Der interessierte Garchinger Bürger hat in der Vergangenheit öfters festgestellt, dass bei Stadtratssitzungen die Stadträte darüber streiten, ob einzelne Punkte der Tagesordnung öffentlich behandelt werden sollen oder nicht. Für den Zuschauer ist es schwer nachvollziehbar, was der Grund für den Streit ist.

Nach der Gemeindeordnung sind Sitzungen öffentlich, soweit nicht Rücksichten auf das Wohl der Allgemeinheit oder auf berechtigte Ansprüche einzelner entgegenstehen (Art. 52 Bayerische Gemeindeordnung). In Garching ist es die Gepflogenheit, dass in der Tagesordnung bereits nicht-öffentliche Tagesordnungspunkte angekündigt werden, welche im Anschluss nach den öffentlichen Tagesordnungspunkte unter Ausshluss der Öffentlichkeit behandelt werden. Einzelne Stadträt können aber durch einen Antrag zur Geschäftsordnung nochmals darüber abstimmen lassen, ob dieser Tagesordnungspunkt tatsächlich nicht-öffentlich behandelt werden soll oder in die öffentliche Sitzung vorgezogen wird. Dies hat in der Vergangenheit öfters dazu geführt, dass dann am Beginn der Sitzung die Öffentlichkeit ausgeschlossen wird, da zunächst nicht-öffentlich über diesen Geschäftsordnungsantrag beraten wird. Denn auch die Entscheidung, ob öffentlich oder nicht-öffentlich über einen Tagesordnungspunkt beraten und entschieden wird, erfolgt in nicht-öffentlicher Sitzung. Der verdutzte Zuschauer stellt nur fest, dass er am Beginn der Stadtratssitzung den Saal zu verlassen hat, bis die Öffentlichkeit wiederhergestellt ist.

Art. 52 Bayerische Gemeindeordnung dient in erster Linie dem Schutz von Betroffenen, die Teil der Beratung des Stadtrates werden. Diese haben ein berechtigtes Interesse daran, dass insbesondere personenbezogene Daten wie z.B. ihre Einkommen-, Vermögens- und Eigentumsverhältnisse nicht in die Öffentlichkeit kommen. Falls der Betroffene kein Problem mit der Öffentlichkeit hat, dann muss der Tagesordnungspunkt auch öffentlich behandelt werden. In Betracht kommt auch ein Ausschluss der Öffentlichkeit aus Gründen des Wohl der Allgemeinheit. Darunter sind wichtige staatliche Interessen zu verstehen, insbesondere zur Wahrung der öffentlichen Sicherheit und Ordnung.

Nicht trägt die Begründung, dass der Stadtrat ohne Öffentlichkeit sich eine Meinung bilden muss – man spricht also offener im Stadtrat bei Ausschluss der Öffentlichkeit.
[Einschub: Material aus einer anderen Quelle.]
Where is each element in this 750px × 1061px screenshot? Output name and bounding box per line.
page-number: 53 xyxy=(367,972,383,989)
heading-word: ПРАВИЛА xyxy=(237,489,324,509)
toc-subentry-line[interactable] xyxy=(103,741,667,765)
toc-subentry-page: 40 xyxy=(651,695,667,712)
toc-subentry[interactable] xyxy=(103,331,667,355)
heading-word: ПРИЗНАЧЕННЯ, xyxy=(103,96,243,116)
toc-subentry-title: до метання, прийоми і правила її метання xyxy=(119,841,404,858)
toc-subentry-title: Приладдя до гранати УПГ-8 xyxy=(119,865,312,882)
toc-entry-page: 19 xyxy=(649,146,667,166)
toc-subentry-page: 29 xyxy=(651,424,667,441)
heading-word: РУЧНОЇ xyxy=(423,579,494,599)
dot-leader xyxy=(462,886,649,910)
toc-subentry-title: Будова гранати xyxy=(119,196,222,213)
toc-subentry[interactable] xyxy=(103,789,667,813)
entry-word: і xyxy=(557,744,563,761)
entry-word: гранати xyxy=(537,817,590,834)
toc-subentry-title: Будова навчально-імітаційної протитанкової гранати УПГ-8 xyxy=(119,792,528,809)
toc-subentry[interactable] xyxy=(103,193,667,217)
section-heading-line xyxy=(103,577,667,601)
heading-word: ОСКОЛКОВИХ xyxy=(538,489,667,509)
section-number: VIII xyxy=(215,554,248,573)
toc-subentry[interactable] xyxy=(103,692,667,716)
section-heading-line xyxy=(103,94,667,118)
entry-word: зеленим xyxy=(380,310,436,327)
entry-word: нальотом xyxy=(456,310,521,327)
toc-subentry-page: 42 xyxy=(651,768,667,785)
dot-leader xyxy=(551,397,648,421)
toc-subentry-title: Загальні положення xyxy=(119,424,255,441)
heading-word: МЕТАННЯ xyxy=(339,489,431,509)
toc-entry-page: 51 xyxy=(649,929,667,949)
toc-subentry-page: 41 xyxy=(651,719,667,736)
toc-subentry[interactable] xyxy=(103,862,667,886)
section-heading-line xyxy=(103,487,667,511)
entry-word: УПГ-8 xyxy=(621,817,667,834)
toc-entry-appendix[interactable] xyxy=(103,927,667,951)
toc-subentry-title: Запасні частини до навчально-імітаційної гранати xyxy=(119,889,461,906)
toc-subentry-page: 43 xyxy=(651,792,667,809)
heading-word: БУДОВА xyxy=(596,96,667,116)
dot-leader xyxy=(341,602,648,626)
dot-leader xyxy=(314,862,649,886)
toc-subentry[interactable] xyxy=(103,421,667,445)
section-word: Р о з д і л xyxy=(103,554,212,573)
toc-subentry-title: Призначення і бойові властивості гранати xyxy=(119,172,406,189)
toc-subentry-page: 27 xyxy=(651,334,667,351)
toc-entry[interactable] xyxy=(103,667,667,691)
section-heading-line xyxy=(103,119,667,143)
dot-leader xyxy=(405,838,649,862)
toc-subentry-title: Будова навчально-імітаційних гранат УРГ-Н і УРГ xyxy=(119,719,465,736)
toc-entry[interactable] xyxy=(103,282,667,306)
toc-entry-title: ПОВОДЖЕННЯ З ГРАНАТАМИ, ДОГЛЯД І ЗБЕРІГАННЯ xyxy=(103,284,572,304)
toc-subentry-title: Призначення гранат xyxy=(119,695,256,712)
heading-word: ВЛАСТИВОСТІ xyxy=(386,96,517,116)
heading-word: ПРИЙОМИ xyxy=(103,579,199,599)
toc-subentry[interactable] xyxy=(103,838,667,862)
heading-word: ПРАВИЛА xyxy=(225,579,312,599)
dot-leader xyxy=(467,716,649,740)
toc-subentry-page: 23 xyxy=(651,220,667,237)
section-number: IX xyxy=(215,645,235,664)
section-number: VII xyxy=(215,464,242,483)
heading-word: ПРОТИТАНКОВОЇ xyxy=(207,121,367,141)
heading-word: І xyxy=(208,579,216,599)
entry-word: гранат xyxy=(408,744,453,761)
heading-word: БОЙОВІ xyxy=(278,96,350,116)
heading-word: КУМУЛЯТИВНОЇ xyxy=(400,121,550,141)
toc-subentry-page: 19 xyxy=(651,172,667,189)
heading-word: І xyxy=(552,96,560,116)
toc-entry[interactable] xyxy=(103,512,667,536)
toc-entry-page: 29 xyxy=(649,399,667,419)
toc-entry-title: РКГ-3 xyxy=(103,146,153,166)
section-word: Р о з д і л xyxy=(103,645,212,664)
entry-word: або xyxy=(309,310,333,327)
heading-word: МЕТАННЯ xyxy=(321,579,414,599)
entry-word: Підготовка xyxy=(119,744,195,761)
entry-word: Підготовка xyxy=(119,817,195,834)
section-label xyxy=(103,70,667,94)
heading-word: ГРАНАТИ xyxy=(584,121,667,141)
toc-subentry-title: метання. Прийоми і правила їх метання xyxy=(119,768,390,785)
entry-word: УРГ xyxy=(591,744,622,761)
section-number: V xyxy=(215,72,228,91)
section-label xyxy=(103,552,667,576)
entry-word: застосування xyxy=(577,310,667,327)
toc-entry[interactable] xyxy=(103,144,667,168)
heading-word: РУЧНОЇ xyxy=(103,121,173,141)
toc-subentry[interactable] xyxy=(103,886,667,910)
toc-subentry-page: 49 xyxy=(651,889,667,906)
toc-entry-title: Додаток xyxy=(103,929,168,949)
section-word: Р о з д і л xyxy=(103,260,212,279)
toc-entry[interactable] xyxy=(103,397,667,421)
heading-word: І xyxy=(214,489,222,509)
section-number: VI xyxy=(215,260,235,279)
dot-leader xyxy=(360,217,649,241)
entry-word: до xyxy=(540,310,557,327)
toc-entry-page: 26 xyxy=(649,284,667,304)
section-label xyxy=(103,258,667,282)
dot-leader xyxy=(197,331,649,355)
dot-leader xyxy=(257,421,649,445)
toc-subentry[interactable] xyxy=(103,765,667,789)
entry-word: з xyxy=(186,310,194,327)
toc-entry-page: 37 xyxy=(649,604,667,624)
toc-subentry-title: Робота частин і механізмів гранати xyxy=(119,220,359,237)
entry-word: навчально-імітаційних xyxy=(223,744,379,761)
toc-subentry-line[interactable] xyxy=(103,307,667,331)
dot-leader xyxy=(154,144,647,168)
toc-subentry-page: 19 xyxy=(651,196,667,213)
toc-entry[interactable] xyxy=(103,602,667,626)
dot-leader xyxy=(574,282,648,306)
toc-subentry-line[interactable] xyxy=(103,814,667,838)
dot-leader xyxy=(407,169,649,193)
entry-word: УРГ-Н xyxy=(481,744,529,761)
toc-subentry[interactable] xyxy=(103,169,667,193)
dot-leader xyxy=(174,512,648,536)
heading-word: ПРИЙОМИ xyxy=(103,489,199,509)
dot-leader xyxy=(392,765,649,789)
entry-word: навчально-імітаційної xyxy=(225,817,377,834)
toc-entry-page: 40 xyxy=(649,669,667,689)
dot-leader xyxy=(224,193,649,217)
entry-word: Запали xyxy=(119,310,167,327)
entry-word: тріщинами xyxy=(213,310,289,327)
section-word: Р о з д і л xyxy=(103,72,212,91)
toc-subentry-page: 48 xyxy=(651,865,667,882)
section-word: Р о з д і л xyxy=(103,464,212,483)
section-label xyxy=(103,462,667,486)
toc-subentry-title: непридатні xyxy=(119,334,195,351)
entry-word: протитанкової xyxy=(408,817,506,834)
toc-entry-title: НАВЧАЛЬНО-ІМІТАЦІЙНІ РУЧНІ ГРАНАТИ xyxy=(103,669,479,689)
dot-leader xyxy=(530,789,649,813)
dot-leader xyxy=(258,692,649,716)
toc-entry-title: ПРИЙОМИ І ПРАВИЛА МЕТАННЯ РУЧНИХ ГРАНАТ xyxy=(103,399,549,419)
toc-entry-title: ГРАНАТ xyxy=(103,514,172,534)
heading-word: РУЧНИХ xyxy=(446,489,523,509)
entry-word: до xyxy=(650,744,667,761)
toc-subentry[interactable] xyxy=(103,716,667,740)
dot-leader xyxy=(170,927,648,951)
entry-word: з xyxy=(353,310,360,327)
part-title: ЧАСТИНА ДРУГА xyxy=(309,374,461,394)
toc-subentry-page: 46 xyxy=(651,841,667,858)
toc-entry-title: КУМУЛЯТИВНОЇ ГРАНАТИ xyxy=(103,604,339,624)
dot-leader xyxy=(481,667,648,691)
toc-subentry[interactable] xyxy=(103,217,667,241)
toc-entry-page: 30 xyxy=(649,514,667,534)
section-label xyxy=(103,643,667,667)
Dies mag bei einem Stadtrat wie in Garching, der durch viele Fraktionen geprägt ist, aus Sicht der Verwaltung sinnvoll und nachvollziehbar sein, ist aber nicht mit der Gemeindeordnung zu vereinbaren.

Wenn man sich die Tagesordnungen der Stadtratssitzungen im Jahre 2012 anschaut, stellt man fest, dass ca. 1/3 aller Tagesordnungspunkte in nicht-öffentlicher Sitzung behandelt werden!

Unter Bürgerkommune und Transparenz stelle ich mir etwas anderes vor.